Friday, October 10, 2008 12:04 am by M. in , , ,    No comments
Three alerts for today, October 10:

1. At the Litquake. San Francisco's Literary Festival, a new chance to see Rosanna Gamson's Ravish dance piece:
Festival 3: October 8-12, 2008
OFF BOOK: Stories that Move

Friday – Saturday, Oct 10-11 at 8pm: A Bay Area Premiere!
Sunday, Oct 12 at 7pm
Rosanna Gamson/ World Wide in Ravish
ODC Theatre

Ravish is an evening-length dance theater piece for five women (one played by a man) inspired by the Brontë family.
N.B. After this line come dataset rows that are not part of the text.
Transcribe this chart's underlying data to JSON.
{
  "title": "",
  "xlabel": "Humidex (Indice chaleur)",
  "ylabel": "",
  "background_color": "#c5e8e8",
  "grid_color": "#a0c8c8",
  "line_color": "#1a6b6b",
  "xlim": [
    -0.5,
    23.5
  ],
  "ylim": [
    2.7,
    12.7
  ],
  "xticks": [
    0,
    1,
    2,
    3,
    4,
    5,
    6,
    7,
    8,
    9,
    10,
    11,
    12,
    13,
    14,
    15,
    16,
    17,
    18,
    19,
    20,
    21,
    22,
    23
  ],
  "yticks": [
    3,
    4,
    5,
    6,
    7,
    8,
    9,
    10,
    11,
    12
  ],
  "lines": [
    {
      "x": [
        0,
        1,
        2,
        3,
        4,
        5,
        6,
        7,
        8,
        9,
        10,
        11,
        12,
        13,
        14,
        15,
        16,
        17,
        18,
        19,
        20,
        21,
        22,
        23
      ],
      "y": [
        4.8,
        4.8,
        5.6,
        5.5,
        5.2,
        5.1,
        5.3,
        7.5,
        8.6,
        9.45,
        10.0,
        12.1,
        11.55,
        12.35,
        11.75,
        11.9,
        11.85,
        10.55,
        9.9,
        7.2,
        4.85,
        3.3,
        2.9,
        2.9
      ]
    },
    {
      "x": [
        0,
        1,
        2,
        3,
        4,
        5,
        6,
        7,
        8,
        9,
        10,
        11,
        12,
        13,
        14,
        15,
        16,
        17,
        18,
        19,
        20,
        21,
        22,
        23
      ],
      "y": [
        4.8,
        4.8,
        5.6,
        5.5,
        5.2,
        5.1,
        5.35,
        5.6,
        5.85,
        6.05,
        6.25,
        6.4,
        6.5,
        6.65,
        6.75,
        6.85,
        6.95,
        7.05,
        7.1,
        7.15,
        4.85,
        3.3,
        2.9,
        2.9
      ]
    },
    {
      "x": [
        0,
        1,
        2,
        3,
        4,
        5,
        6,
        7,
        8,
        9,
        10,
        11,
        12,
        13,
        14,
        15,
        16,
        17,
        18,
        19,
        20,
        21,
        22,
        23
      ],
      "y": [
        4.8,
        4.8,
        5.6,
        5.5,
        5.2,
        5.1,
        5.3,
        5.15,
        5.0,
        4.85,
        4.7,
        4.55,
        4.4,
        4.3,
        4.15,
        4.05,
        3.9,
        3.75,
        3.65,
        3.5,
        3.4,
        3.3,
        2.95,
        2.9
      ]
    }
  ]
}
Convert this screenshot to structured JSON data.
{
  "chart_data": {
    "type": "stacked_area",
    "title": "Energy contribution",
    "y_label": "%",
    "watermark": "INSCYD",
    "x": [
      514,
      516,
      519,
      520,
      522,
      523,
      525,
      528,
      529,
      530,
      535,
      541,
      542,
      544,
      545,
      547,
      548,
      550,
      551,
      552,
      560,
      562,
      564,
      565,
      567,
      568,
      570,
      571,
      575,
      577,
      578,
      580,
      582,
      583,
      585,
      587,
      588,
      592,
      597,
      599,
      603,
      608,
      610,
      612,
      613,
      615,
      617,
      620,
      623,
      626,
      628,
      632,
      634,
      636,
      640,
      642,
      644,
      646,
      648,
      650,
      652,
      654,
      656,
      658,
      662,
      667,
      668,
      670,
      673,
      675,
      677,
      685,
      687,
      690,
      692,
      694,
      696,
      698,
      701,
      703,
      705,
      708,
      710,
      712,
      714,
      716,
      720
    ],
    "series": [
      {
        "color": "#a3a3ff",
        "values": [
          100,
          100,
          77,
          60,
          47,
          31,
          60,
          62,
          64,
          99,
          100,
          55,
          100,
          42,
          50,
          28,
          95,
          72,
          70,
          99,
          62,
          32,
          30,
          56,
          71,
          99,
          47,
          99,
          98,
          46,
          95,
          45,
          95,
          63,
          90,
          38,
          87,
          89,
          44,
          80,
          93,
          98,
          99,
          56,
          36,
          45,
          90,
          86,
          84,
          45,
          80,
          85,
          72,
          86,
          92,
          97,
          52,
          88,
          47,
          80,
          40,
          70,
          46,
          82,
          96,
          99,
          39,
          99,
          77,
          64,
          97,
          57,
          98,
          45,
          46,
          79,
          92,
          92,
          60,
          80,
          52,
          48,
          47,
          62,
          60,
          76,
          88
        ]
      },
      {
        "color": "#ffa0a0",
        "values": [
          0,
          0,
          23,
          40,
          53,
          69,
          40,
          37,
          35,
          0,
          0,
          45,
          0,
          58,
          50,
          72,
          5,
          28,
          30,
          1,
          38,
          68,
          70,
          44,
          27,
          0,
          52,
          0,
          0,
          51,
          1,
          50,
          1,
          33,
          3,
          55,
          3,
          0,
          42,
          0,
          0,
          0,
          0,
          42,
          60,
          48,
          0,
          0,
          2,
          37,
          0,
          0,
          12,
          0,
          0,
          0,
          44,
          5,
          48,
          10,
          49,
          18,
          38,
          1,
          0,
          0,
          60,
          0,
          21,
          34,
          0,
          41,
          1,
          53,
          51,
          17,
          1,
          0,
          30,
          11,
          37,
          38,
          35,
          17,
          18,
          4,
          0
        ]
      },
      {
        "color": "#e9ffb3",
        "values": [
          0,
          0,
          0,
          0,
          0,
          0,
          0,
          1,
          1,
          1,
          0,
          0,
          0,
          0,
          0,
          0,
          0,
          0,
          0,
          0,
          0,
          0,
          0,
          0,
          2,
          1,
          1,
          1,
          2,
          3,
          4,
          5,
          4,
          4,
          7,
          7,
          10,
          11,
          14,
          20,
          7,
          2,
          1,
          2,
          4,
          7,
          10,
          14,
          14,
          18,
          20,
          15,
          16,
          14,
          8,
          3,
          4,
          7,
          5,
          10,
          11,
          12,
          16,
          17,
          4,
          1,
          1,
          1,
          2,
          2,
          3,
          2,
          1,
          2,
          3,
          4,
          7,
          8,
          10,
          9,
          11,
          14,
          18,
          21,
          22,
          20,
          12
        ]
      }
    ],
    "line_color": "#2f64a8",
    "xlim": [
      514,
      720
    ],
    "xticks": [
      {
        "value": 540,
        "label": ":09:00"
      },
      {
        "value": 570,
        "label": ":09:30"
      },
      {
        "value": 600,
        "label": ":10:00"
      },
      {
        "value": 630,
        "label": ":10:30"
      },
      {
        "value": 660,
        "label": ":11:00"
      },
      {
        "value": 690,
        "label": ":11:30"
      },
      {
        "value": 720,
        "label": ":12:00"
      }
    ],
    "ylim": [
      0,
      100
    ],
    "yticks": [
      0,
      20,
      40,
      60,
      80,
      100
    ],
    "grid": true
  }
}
Featuring an integrated video projection by Barnaby Levy, Ravish reimagines the creative hothouse in which the Brontë sisters wrote intensely Romantic fiction without the benefit of real-life experience (Wuthering Heights, Jane Eyre, The Tenant of Wildfell Hall). "an erotic fever dream that merged dance, theater, music and literature." -The Wall Street Journal.
2. A talk in the University of Queensland, Brisbane, Australia:
The Aesthetics of Anger: Style and Colour as Sites of Contested Meaning in Nineteenth Century Fiction

Mari Webb - MPhil Candidate, EMSAH

Friday 10 October
1 - 2 pm (can extend to 2:30pm if required)
Level 4, Room 437
Michie Building
St. Lucia Campus, University of Queensland

This paper examines some of the social and moral connotations of women’s colour and style choices for clothing, and the metaphorical use of the colour red, in nineteenth-century fiction. It will specifically examine several texts that subvert such connotations in different ways. Hester Prynne flaunts her categorisation as a ‘scarlet woman’ in Nathaniel Hawthorne’s The Scarlet Letter by turning the ignominious scarlet letter she is required to wear into an elaborate fashion statement. Lucy Snowe is accused of superficiality and lack of taste in Charlotte Brontë’s Villette because she wears a pink dress. It becomes evident, however, from the byplay about this dress which occurs between M. Paul Emanuel and Lucy that she rather enjoys knowing one person who doesn’t assume she is the model of prim governess correctness. ‘Good taste,’ in the British society of Brontë’s time, is specifically attached to soberness in colour and style of clothing for women of Lucy Snowe’s social position. The meaning of the colour red is even more metaphorically significant in Jane Eyre, the novel Brontë published before Villette. The colour red is persistently associated in these texts with inappropriate expressions of passion, whether this is sexual feeling expressed outside the bounds of marriage or uncontrolled anger. Brontë uses irony to undercut this connection, and Hawthorne’s validation of Hester’s humanity, apart from the crime she has committed in the eyes of her community, causes the reader to question the meaning of the scarlet letter she is forced to wear. Indeed, the meaning of the letter changes by the end of the text as a result of Hester’s own actions. By writing such novels, Brontë and Hawthorne contest the accepted idea of the time that anger and sexual passion are inappropriate feelings for women to express.
3. The first of a series of talks at the Bettendorf Public Library, Bettendorf, Iowa: Visiting the Brontës:
Bettendorf Public Library will host a four-part book discussion series featuring classics written by Charlotte, Anne and Emily Bronte led by Augustana professors Ann Boaden and Laura Greene. “Jane Eyre,” will be the topic of the first discussion at 3:30 p.m. Friday.
Books are available at information desk on a first-come, first-served basis.
Visiting with the Brontes is sponsored by the Bettendorf Public Library Foundation.